Netflix Details Evolution of Keystone Data Pipeline
Three major versions of the pipeline, now used by “almost every application at Netflix” can be summarized as follows:
- A Chukwa to S3 based data ingest for later processing by Elastic Mapreduce (EMR).
- The same pipeline with a Kafka fronted branch supporting the S3 to EMR flow, as well as real time stream processing with tools like Druid and Elasticsearch via a new routing service.
- RESTful Kafka implementation streaming to a newer version of the routing service managed with a control plane, and then ingested by a consumer Kafka, Elasticsearch, or other stream consumers like Mantis or Spark.
The version 1 end-to-end data transfer took a reported ten minutes. The batch pipeline used S3 as the persistent store and EMR for data processing. Chukwa is not replicated, making it sensitive to downstream sinks.
Chukwa’s SocketTeeWriter allows for branching the pipeline to Kafka later in version 1.5, highlighting the earlier version of the pipeline’s extensibility and its ability to fork without impacting existing functionality.
Version 1.5 introduced a Kafka fronted branch, that streams to consumers, or to a routing service that filters and transfers events to additional Kafka streams or Elasticsearch. Steven Wu, real-time data infrastructure engineer at Netflix noted that:
We want separate routing jobs for different sinks (S3, ES, secondary Kafka) for isolation. Otherwise, one sink outage can affect the same routing job for other sinks. We have many ES and secondary Kafka clusters.
This led to “setting up one topic per event type/stream”, Wu added, for providing isolation and buffering against downstream sinks that could possibly impact upstream publishing services.
The new branch exposed 30 percent of their event traffic in real-time to Elasticsearch, other Kafka streams for transformation, or to Spark for general data processing needs. This enabled interactive data analysis in Python, Scala, and R in real time.
The routing service consists of multiple Docker containers running Samza jobs across EC2 instances. Separate EC2 fleets managed S3, Elasticsearch, and Kafka routes and generated container level performance monitoring data. Statistical summaries for latencies, lags and sinks were also generated for profiling the various parts of the pipeline.
A number of learnings came out of the real time branch implementation, specifically around the Kafka fronted gate and the routing service.
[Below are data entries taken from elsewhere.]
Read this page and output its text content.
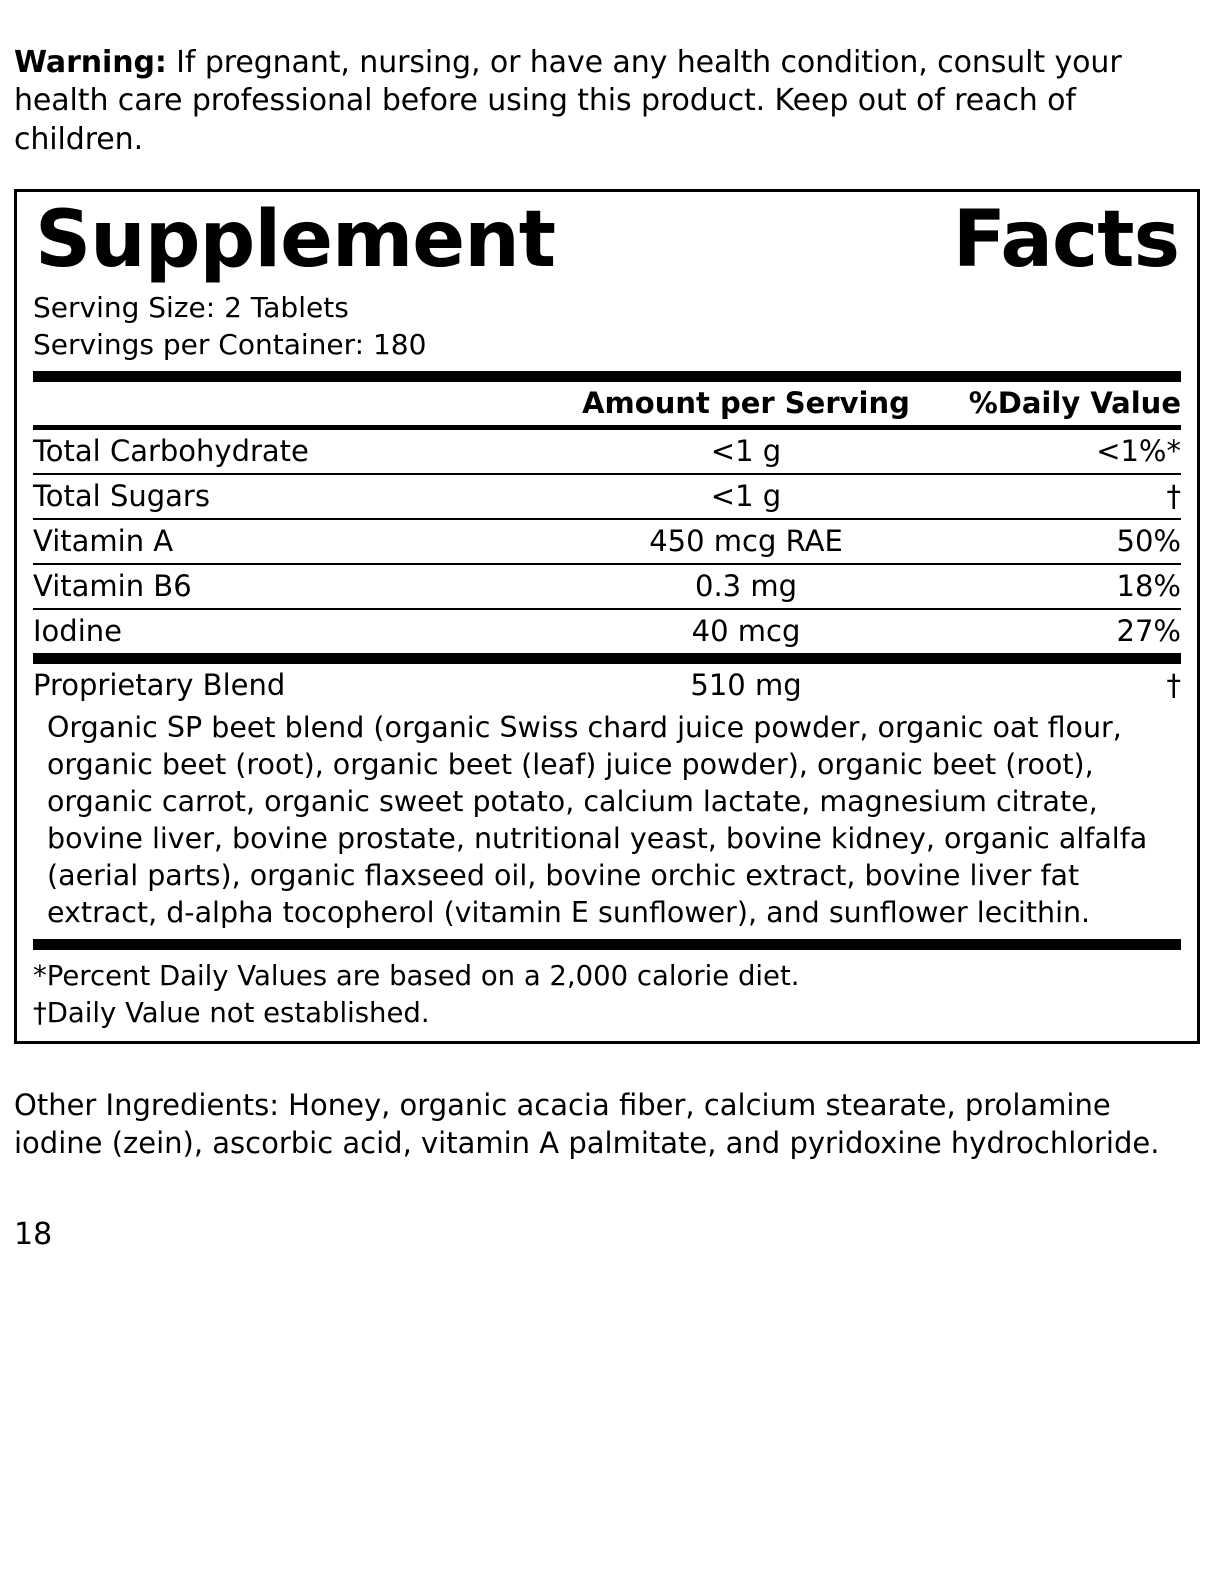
Warning: If pregnant, nursing, or have any health condition, consult your health care professional before using this product. Keep out of reach of children.

Supplement	Facts
Serving Size: 2 Tablets
Servings per Container: 180
	Amount per Serving	%Daily Value
Total Carbohydrate	<1 g	<1%*
Total Sugars	<1 g	†
Vitamin A	450 mcg RAE	50%
Vitamin B6	0.3 mg	18%
Iodine	40 mcg	27%
Proprietary Blend	510 mg	†
Organic SP beet blend (organic Swiss chard juice powder, organic oat flour, organic beet (root), organic beet (leaf) juice powder), organic beet (root), organic carrot, organic sweet potato, calcium lactate, magnesium citrate, bovine liver, bovine prostate, nutritional yeast, bovine kidney, organic alfalfa (aerial parts), organic flaxseed oil, bovine orchic extract, bovine liver fat extract, d-alpha tocopherol (vitamin E sunflower), and sunflower lecithin.
*Percent Daily Values are based on a 2,000 calorie diet.
†Daily Value not established.

Other Ingredients: Honey, organic acacia fiber, calcium stearate, prolamine iodine (zein), ascorbic acid, vitamin A palmitate, and pyridoxine hydrochloride.

18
Wu noted that:
The Kafka high-level consumer can lose partition ownership and stop consuming some partitions after running stable for a while. This requires us to bounce the processes.
When we push out new code, sometimes the high-level consumer can get stuck in a bad state during rebalance.
The lessons from version 1.5 led to creating a pipeline with “three major components”, according to Netflix’s summary in Version 2.0. The first is an Ingest component accessible through a Java library that writes to Kafka directly and an HTTP proxy for languages like Python to post JSON to.
The second, buffering component includes Kafka as the persistent message queue, as well as the new control-plane service for managing the third component, a routing service. One of the contributing factors noted in the summary was that “the operational overhead of managing those jobs and clusters [was] an increasing burden”.
Netflix will provide more coverage on this topic as well as Kafka in cloud at scale, implementing a routing service using Samza and how they manage and deploy Docker containers for routing services.